Живопись и ваяние для Ротбауэра за последнее время стали делом привычным. Всего несколько минут – и вполне здоровый человек со стороны напоминал израненного, чуть живого инвалида. В первый раз, когда мне в голову пришла идея въехать в занятое врагом селение, сопровождая телеги с ранеными, эта процедура заняла около двух часов. Однако же со временем Ротбауэр стал настоящим мастером своего дела, предтечей искусства боди-арта. Спустя несколько минут голова моя была покрыта окровавленной повязкой, засохший потек крови спускался на щеку, рука на перевязи представляла собой настоящий бинтовой кокон, так что вполне скрывала руку с пистолетом. Конечно, управлять конем в таком состоянии было довольно неудобно, но все же вполне реально. Наклонившись к холке, я дал скакуну шпоры, пуская его в рысь, затем переходя на галоп.

Стоило мне отскакать пару сотен метров, как за спиной послышались улюлюканье, выстрелы и «ура», в казачьем исполнении удивительно похожие на вой голодной волчьей стаи.

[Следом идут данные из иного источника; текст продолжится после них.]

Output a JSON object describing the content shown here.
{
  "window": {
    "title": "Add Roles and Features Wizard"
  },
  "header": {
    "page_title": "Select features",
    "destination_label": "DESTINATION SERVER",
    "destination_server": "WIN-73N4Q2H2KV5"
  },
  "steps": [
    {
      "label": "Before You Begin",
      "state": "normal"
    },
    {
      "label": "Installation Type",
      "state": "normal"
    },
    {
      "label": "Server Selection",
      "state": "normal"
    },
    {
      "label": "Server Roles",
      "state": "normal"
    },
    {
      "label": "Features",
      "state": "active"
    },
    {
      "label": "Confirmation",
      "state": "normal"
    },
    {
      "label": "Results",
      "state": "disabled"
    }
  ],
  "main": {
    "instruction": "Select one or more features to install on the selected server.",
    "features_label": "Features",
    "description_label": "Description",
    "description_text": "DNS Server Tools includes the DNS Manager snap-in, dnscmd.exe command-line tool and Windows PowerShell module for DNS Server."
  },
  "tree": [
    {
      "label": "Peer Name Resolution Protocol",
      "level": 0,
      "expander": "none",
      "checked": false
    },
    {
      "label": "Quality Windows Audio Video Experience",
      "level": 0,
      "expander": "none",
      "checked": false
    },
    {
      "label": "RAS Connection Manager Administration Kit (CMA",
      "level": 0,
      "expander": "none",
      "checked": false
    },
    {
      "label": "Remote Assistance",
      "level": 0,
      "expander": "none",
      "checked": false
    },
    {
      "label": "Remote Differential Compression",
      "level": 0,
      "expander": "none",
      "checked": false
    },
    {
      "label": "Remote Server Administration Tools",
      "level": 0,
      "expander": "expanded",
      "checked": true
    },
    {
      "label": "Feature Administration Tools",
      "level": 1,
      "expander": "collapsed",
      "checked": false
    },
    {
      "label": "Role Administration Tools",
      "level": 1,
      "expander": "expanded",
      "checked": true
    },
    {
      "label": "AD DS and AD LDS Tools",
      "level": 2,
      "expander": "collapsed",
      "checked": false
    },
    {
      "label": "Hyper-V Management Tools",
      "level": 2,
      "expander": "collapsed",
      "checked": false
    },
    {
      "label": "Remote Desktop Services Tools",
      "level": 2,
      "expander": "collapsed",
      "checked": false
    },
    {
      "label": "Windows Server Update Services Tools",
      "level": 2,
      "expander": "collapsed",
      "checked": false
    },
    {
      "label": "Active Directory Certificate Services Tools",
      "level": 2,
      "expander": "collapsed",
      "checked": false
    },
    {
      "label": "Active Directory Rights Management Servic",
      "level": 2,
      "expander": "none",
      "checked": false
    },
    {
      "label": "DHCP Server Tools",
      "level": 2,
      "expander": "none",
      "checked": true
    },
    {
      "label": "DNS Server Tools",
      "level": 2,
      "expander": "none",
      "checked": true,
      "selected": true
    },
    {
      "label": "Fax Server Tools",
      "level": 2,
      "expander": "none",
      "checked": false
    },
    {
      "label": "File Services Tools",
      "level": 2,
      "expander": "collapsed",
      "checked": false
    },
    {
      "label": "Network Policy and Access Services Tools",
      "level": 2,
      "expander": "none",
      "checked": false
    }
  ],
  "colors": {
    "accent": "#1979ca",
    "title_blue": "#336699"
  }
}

«Началось, – понял я, погоняя коня. – Сейчас главное было войти в роль, к тому моменту, когда покажется голова вражеской колонны, перед французами должен появиться раненый лейтенант Пшимановский, а никак не князь Трубецкой. Вперед, вперед!» В голове моей возник образ перепуганной толпы, жмущейся к возам, фузилеров, пытающихся одиночными выстрелами отогнать мчащуюся в предвкушении кровавой жатвы конную лаву. Хлопки звучащих вразнобой выстрелов подтверждали нарисованную воображением картину. Они становились все реже, далеко не каждый фузилер мог произвести три выстрела в минуту, а стало быть, очень скоро ружье превращалось в род копья, которым пехотинец не слишком успешно мог защищаться от казачьей пики. Впрочем, пика в лесу – чересчур громоздка, так что, скорее всего, казаки ударили в клинки. Но это лишь затягивает расправу, продлевает ее на несколько минут, не более того.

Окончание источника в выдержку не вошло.